I understand that sampling is the way that these companies estimate the number of tv’s tuned to a particular program, but how is that number translated into total viewership? Do they multiplay that by some overall number derived from average people per household, average number of people in a bar, average number of people over at Howard’s house, etc? Because I see that an estimated 148.3 million viewers watched all or part of the Superbowl game. Where does the actual number come from, once the number of sets tuned to a station is determined? In particular, since the total number of people voting in 2004 was 126 million, how does this compare with the number of people of voting age who watched the game? thanks, Dopers. xo, C.

I can’t answer directly, but here are a couple threads on the topic:

Neilson Ratings

Television viewer numbers: how do they know?

I wonder how DVR/Tivo is fitting into the mix, and why cable providers don’t include polling your set-top box as part of the service agreement.
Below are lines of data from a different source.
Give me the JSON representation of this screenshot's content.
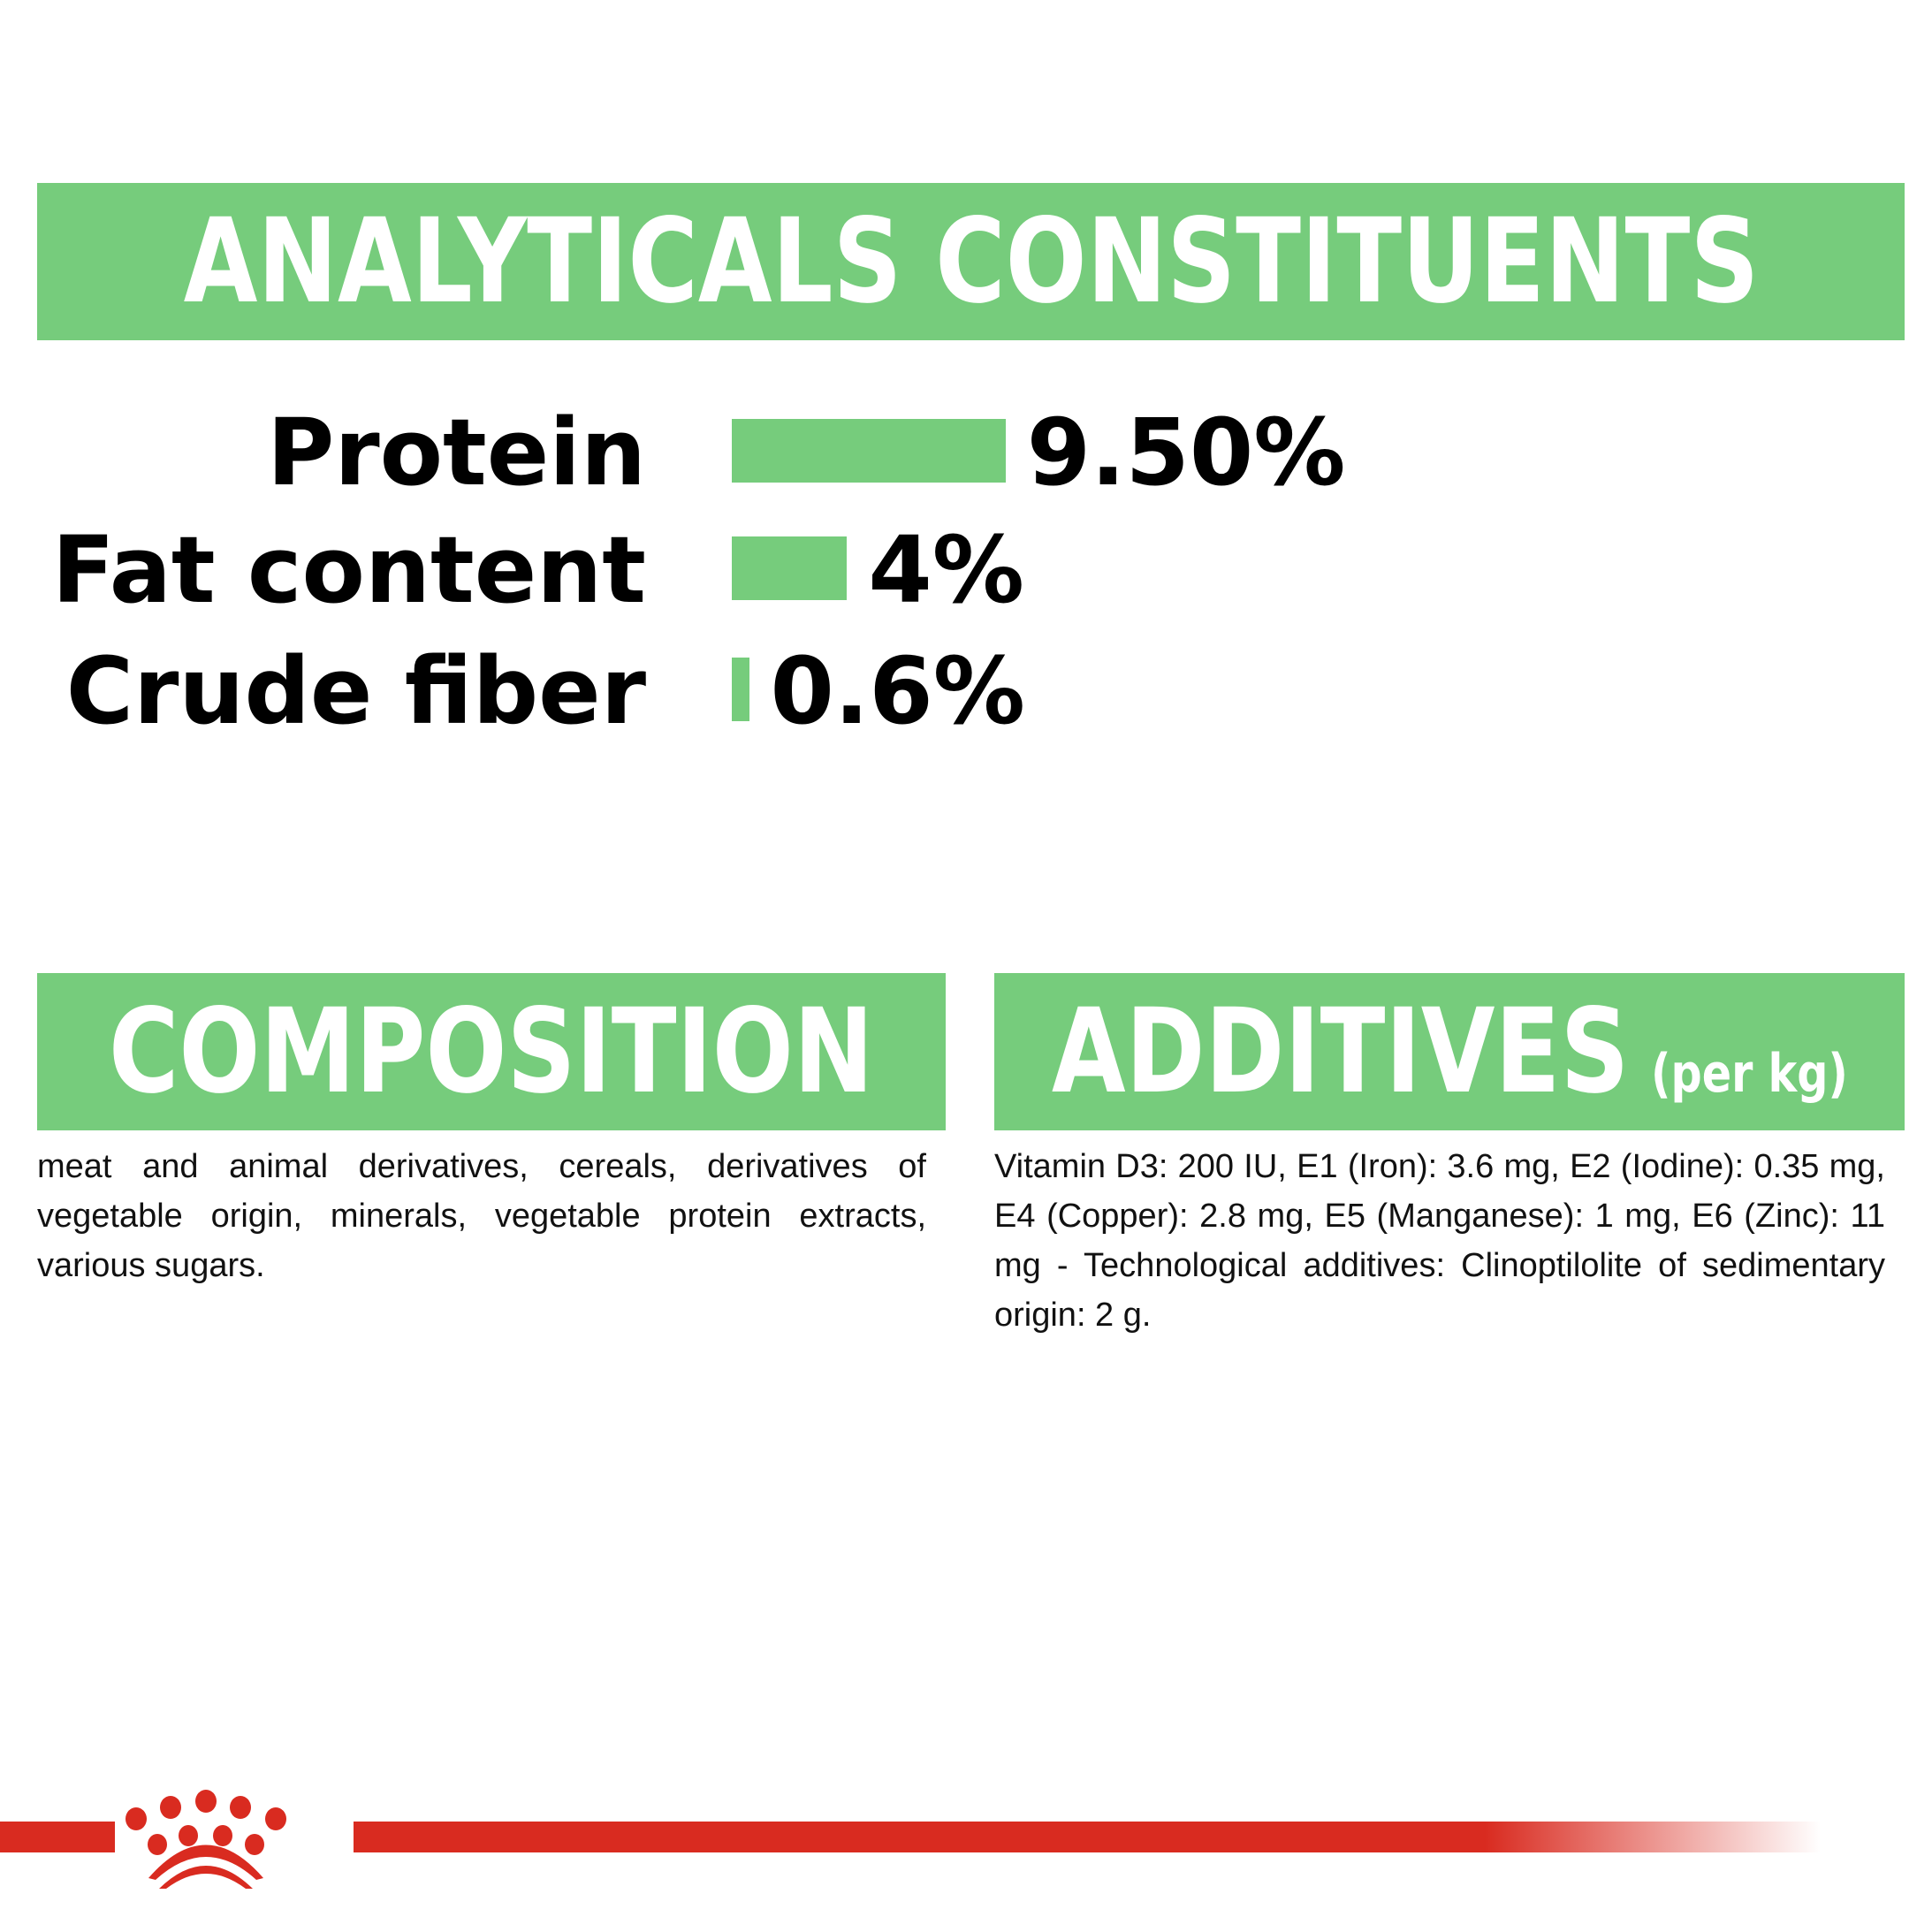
{
  "header": {
    "title": "ANALYTICALS CONSTITUENTS"
  },
  "analytics": [
    {
      "label": "Protein",
      "value": "9.50%",
      "percent": 9.5
    },
    {
      "label": "Fat content",
      "value": "4%",
      "percent": 4
    },
    {
      "label": "Crude fiber",
      "value": "0.6%",
      "percent": 0.6
    }
  ],
  "composition": {
    "title": "COMPOSITION",
    "text": "meat and animal derivatives, cereals, derivatives of vegetable origin, minerals, vegetable protein extracts, various sugars."
  },
  "additives": {
    "title": "ADDITIVES",
    "subtitle": "(per kg)",
    "text": "Vitamin D3: 200 IU, E1 (Iron): 3.6 mg, E2 (Iodine): 0.35 mg, E4 (Copper): 2.8 mg, E5 (Manganese): 1 mg, E6 (Zinc): 11 mg - Technological additives: Clinoptilolite of sedimentary origin: 2 g."
  },
  "colors": {
    "accent_green": "#76cc7c",
    "brand_red": "#d92b20"
  },
  "footer": {
    "logo_icon": "royal-canin-crown-logo"
  }
}
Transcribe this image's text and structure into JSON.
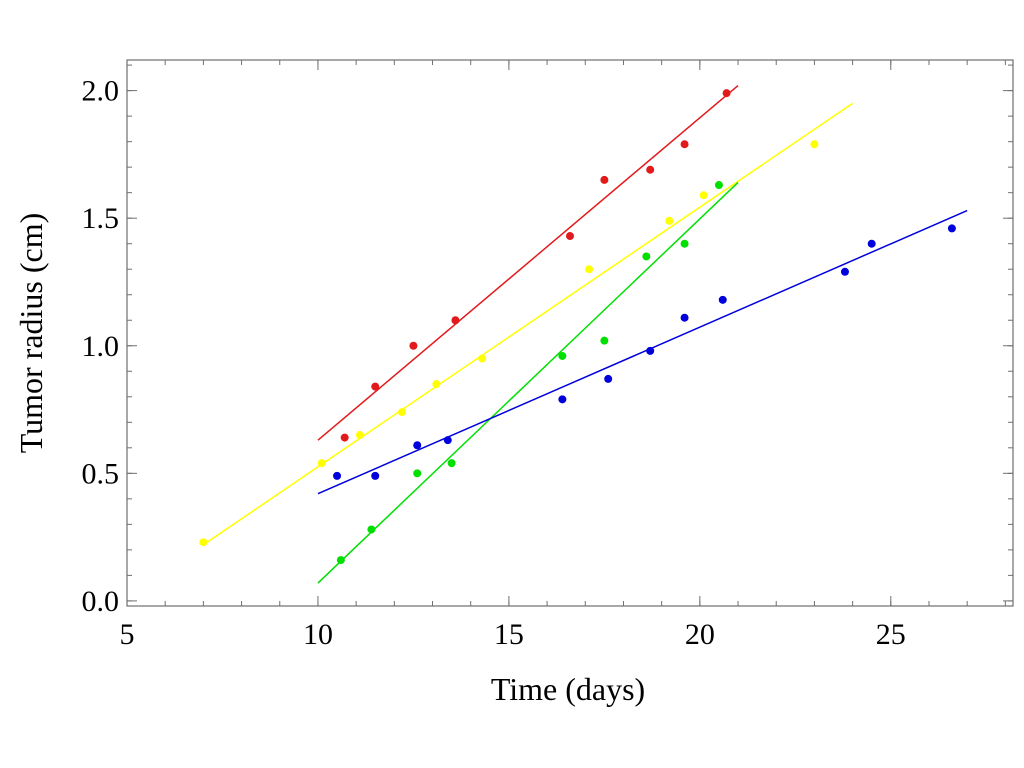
{
  "chart_data": {
    "type": "scatter",
    "xlabel": "Time (days)",
    "ylabel": "Tumor radius (cm)",
    "xlim": [
      5,
      28.2
    ],
    "ylim": [
      -0.02,
      2.12
    ],
    "x_ticks": [
      {
        "value": 5,
        "label": "5"
      },
      {
        "value": 10,
        "label": "10"
      },
      {
        "value": 15,
        "label": "15"
      },
      {
        "value": 20,
        "label": "20"
      },
      {
        "value": 25,
        "label": "25"
      }
    ],
    "y_ticks": [
      {
        "value": 0.0,
        "label": "0.0"
      },
      {
        "value": 0.5,
        "label": "0.5"
      },
      {
        "value": 1.0,
        "label": "1.0"
      },
      {
        "value": 1.5,
        "label": "1.5"
      },
      {
        "value": 2.0,
        "label": "2.0"
      }
    ],
    "x_minor_step": 1,
    "y_minor_step": 0.1,
    "grid": false,
    "legend": "none",
    "series": [
      {
        "color": "#e31a1c",
        "points": [
          {
            "x": 10.7,
            "y": 0.64
          },
          {
            "x": 11.5,
            "y": 0.84
          },
          {
            "x": 12.5,
            "y": 1.0
          },
          {
            "x": 13.6,
            "y": 1.1
          },
          {
            "x": 16.6,
            "y": 1.43
          },
          {
            "x": 17.5,
            "y": 1.65
          },
          {
            "x": 18.7,
            "y": 1.69
          },
          {
            "x": 19.6,
            "y": 1.79
          },
          {
            "x": 20.7,
            "y": 1.99
          }
        ],
        "fit_line": {
          "x": [
            10.0,
            21.0
          ],
          "y": [
            0.63,
            2.02
          ]
        }
      },
      {
        "color": "#ffff00",
        "points": [
          {
            "x": 7.0,
            "y": 0.23
          },
          {
            "x": 10.1,
            "y": 0.54
          },
          {
            "x": 11.1,
            "y": 0.65
          },
          {
            "x": 12.2,
            "y": 0.74
          },
          {
            "x": 13.1,
            "y": 0.85
          },
          {
            "x": 14.3,
            "y": 0.95
          },
          {
            "x": 17.1,
            "y": 1.3
          },
          {
            "x": 19.2,
            "y": 1.49
          },
          {
            "x": 20.1,
            "y": 1.59
          },
          {
            "x": 23.0,
            "y": 1.79
          }
        ],
        "fit_line": {
          "x": [
            7.0,
            24.0
          ],
          "y": [
            0.22,
            1.95
          ]
        }
      },
      {
        "color": "#00e000",
        "points": [
          {
            "x": 10.6,
            "y": 0.16
          },
          {
            "x": 11.4,
            "y": 0.28
          },
          {
            "x": 12.6,
            "y": 0.5
          },
          {
            "x": 13.5,
            "y": 0.54
          },
          {
            "x": 16.4,
            "y": 0.96
          },
          {
            "x": 17.5,
            "y": 1.02
          },
          {
            "x": 18.6,
            "y": 1.35
          },
          {
            "x": 19.6,
            "y": 1.4
          },
          {
            "x": 20.5,
            "y": 1.63
          }
        ],
        "fit_line": {
          "x": [
            10.0,
            21.0
          ],
          "y": [
            0.07,
            1.64
          ]
        }
      },
      {
        "color": "#0000dd",
        "points": [
          {
            "x": 10.5,
            "y": 0.49
          },
          {
            "x": 11.5,
            "y": 0.49
          },
          {
            "x": 12.6,
            "y": 0.61
          },
          {
            "x": 13.4,
            "y": 0.63
          },
          {
            "x": 16.4,
            "y": 0.79
          },
          {
            "x": 17.6,
            "y": 0.87
          },
          {
            "x": 18.7,
            "y": 0.98
          },
          {
            "x": 19.6,
            "y": 1.11
          },
          {
            "x": 20.6,
            "y": 1.18
          },
          {
            "x": 23.8,
            "y": 1.29
          },
          {
            "x": 24.5,
            "y": 1.4
          },
          {
            "x": 26.6,
            "y": 1.46
          }
        ],
        "fit_line": {
          "x": [
            10.0,
            27.0
          ],
          "y": [
            0.42,
            1.53
          ]
        }
      }
    ]
  }
}
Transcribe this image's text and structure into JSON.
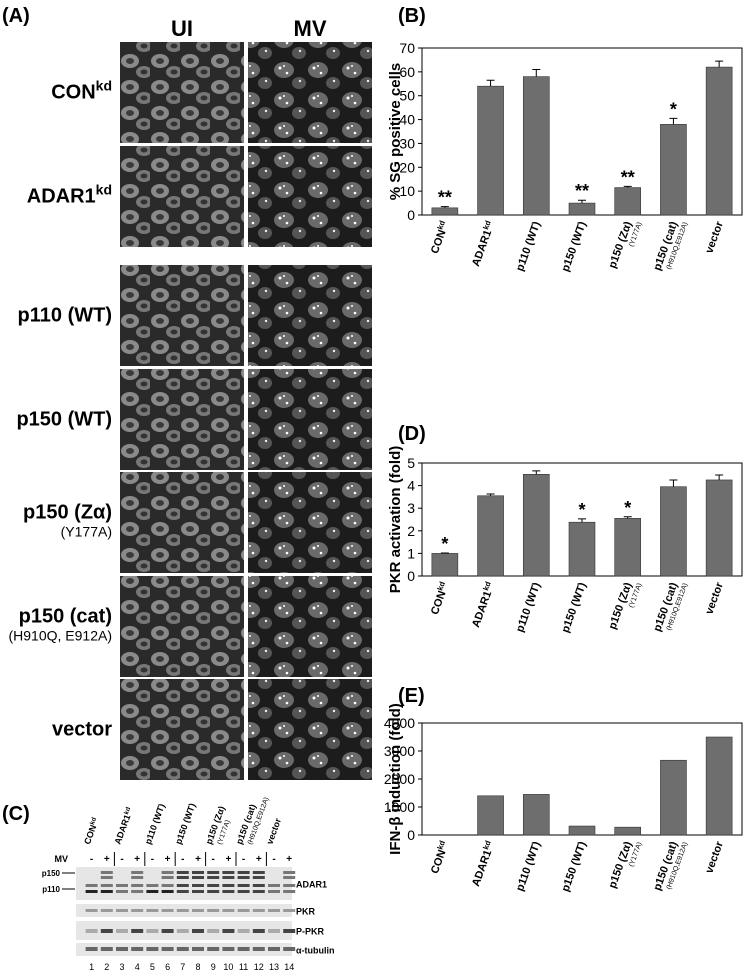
{
  "figure_labels": [
    "(A)",
    "(B)",
    "(C)",
    "(D)",
    "(E)"
  ],
  "panel_a": {
    "columns": [
      "UI",
      "MV"
    ],
    "rows": [
      {
        "label": "CONkd"
      },
      {
        "label": "ADAR1kd"
      },
      {
        "label": "p110 (WT)"
      },
      {
        "label": "p150 (WT)"
      },
      {
        "label": "p150 (Zα)",
        "note": "(Y177A)"
      },
      {
        "label": "p150 (cat)",
        "note": "(H910Q, E912A)"
      },
      {
        "label": "vector"
      }
    ]
  },
  "panel_c": {
    "groups": [
      "CONkd",
      "ADAR1kd",
      "p110 (WT)",
      "p150 (WT)",
      "p150 (Zα)",
      "p150 (cat)",
      "vector"
    ],
    "group_notes": [
      null,
      null,
      null,
      null,
      "(Y177A)",
      "(H910Q,E912A)",
      null
    ],
    "treatment_label": "MV",
    "treatment": [
      "-",
      "+",
      "-",
      "+",
      "-",
      "+",
      "-",
      "+",
      "-",
      "+",
      "-",
      "+",
      "-",
      "+"
    ],
    "markers": [
      "p150",
      "p110"
    ],
    "bands": [
      "ADAR1",
      "PKR",
      "P-PKR",
      "α-tubulin"
    ],
    "lanes": [
      1,
      2,
      3,
      4,
      5,
      6,
      7,
      8,
      9,
      10,
      11,
      12,
      13,
      14
    ]
  },
  "chart_data": [
    {
      "type": "bar",
      "ylabel": "% SG positive cells",
      "categories": [
        "CONkd",
        "ADAR1kd",
        "p110 (WT)",
        "p150 (WT)",
        "p150 (Zα)",
        "p150 (cat)",
        "vector"
      ],
      "category_notes": [
        null,
        null,
        null,
        null,
        "(Y177A)",
        "(H910Q,E912A)",
        null
      ],
      "values": [
        3,
        54,
        58,
        5,
        11.5,
        38,
        62
      ],
      "errors": [
        0.5,
        2.5,
        3,
        1.2,
        0.5,
        2.5,
        2.5
      ],
      "annotations": [
        "**",
        null,
        null,
        "**",
        "**",
        "*",
        null
      ],
      "color": "#6e6e6e",
      "ylim": [
        0,
        70
      ],
      "yticks": [
        0,
        10,
        20,
        30,
        40,
        50,
        60,
        70
      ]
    },
    {
      "type": "bar",
      "ylabel": "PKR activation (fold)",
      "categories": [
        "CONkd",
        "ADAR1kd",
        "p110 (WT)",
        "p150 (WT)",
        "p150 (Zα)",
        "p150 (cat)",
        "vector"
      ],
      "category_notes": [
        null,
        null,
        null,
        null,
        "(Y177A)",
        "(H910Q,E912A)",
        null
      ],
      "values": [
        1,
        3.55,
        4.5,
        2.38,
        2.55,
        3.95,
        4.25
      ],
      "errors": [
        0.02,
        0.08,
        0.15,
        0.15,
        0.07,
        0.3,
        0.22
      ],
      "annotations": [
        "*",
        null,
        null,
        "*",
        "*",
        null,
        null
      ],
      "color": "#6e6e6e",
      "ylim": [
        0,
        5
      ],
      "yticks": [
        0,
        1,
        2,
        3,
        4,
        5
      ]
    },
    {
      "type": "bar",
      "ylabel": "IFN-β induction (fold)",
      "categories": [
        "CONkd",
        "ADAR1kd",
        "p110 (WT)",
        "p150 (WT)",
        "p150 (Zα)",
        "p150 (cat)",
        "vector"
      ],
      "category_notes": [
        null,
        null,
        null,
        null,
        "(Y177A)",
        "(H910Q,E912A)",
        null
      ],
      "values": [
        0,
        1400,
        1450,
        320,
        280,
        2670,
        3500
      ],
      "color": "#6e6e6e",
      "ylim": [
        0,
        4000
      ],
      "yticks": [
        0,
        1000,
        2000,
        3000,
        4000
      ]
    }
  ]
}
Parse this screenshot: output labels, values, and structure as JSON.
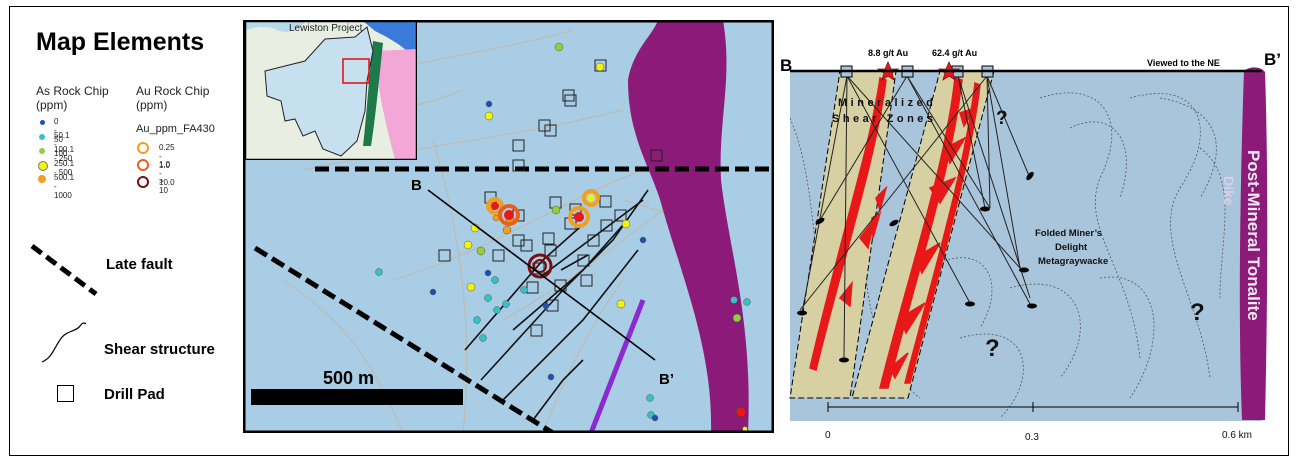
{
  "legend": {
    "title": "Map Elements",
    "as_header": "As Rock Chip (ppm)",
    "au_header": "Au Rock Chip (ppm)",
    "au_field": "Au_ppm_FA430",
    "as_classes": [
      {
        "label": "0 - 50",
        "color": "#1f4fb5"
      },
      {
        "label": "50.1 - 100",
        "color": "#35c2c7"
      },
      {
        "label": "100.1 - 250",
        "color": "#8fd13a"
      },
      {
        "label": "250.1 - 500",
        "color": "#f2f20a"
      },
      {
        "label": "500.1 - 1000",
        "color": "#f0a020"
      }
    ],
    "au_classes": [
      {
        "label": "0.25 - 1.0",
        "color": "#f0a020"
      },
      {
        "label": "1.0 - 10.0",
        "color": "#e8601a"
      },
      {
        "label": "> 10",
        "color": "#7a0d10"
      }
    ],
    "late_fault": "Late fault",
    "shear_structure": "Shear structure",
    "drill_pad": "Drill Pad"
  },
  "map": {
    "inset_label": "Lewiston Project",
    "scale_bar": "500 m",
    "section_start": "B",
    "section_end": "B’",
    "colors": {
      "background": "#a9cde4",
      "intrusion": "#8b1a78",
      "dike": "#8a2ad0"
    }
  },
  "section": {
    "left_label": "B",
    "right_label": "B’",
    "view_label": "Viewed to the NE",
    "assay_1": "8.8 g/t Au",
    "assay_2": "62.4 g/t Au",
    "shear_label_1": "Mineralized",
    "shear_label_2": "Shear Zones",
    "metagraywacke_1": "Folded Miner’s",
    "metagraywacke_2": "Delight",
    "metagraywacke_3": "Metagraywacke",
    "tonalite": "Post-Mineral Tonalite",
    "dike": "Dike",
    "question_mark": "?",
    "scale_ticks": [
      "0",
      "0.3",
      "0.6 km"
    ],
    "colors": {
      "background": "#a9c5db",
      "shear": "#d6d0a2",
      "vein": "#e81818",
      "tonalite": "#8b1a78"
    }
  }
}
I’d think Time Warner or other massive provider would clean up.

Supposedly, because they don’t count DVR viewers as viewers, since they usually skip commercials. The Sci-Fi channel complains about this occasionally, since they have a particularly geek-heavy audience.

Another thing that Nielsen has started counting (or will start counting shortly) is viewers in bars and college dorms. Not sure how they will do that (and it may be addressed in Rhythmdvl links), but it appears that a significant amount of viewers have been left by the wayside.

As I read those links, there’s not attention paid to those things. That’s really my question. How do households, or other viewing venues, translate to individual viewers, and to what extent are those other venues even considered?

I thought Nielsen did count DVR viewings.

DVR Ratings

You seem to be correct–apparently they’ve been doing it a couple years now (separately from the “live viewer” numbers). Google “Nielsen DVR” though – nobody seems to like the numbers, or at least didn’t when they first came out. Several companies said they wouldn’t use them because of the ad-skipping.

Seems you can’t make everybody happy. Who’d have guessed?

Interesting to watch the percentage of DVR viewers climb, though (from that same search): it was about 5% in 2005, and about 17% in 2007, and as much as 40% in households above median income.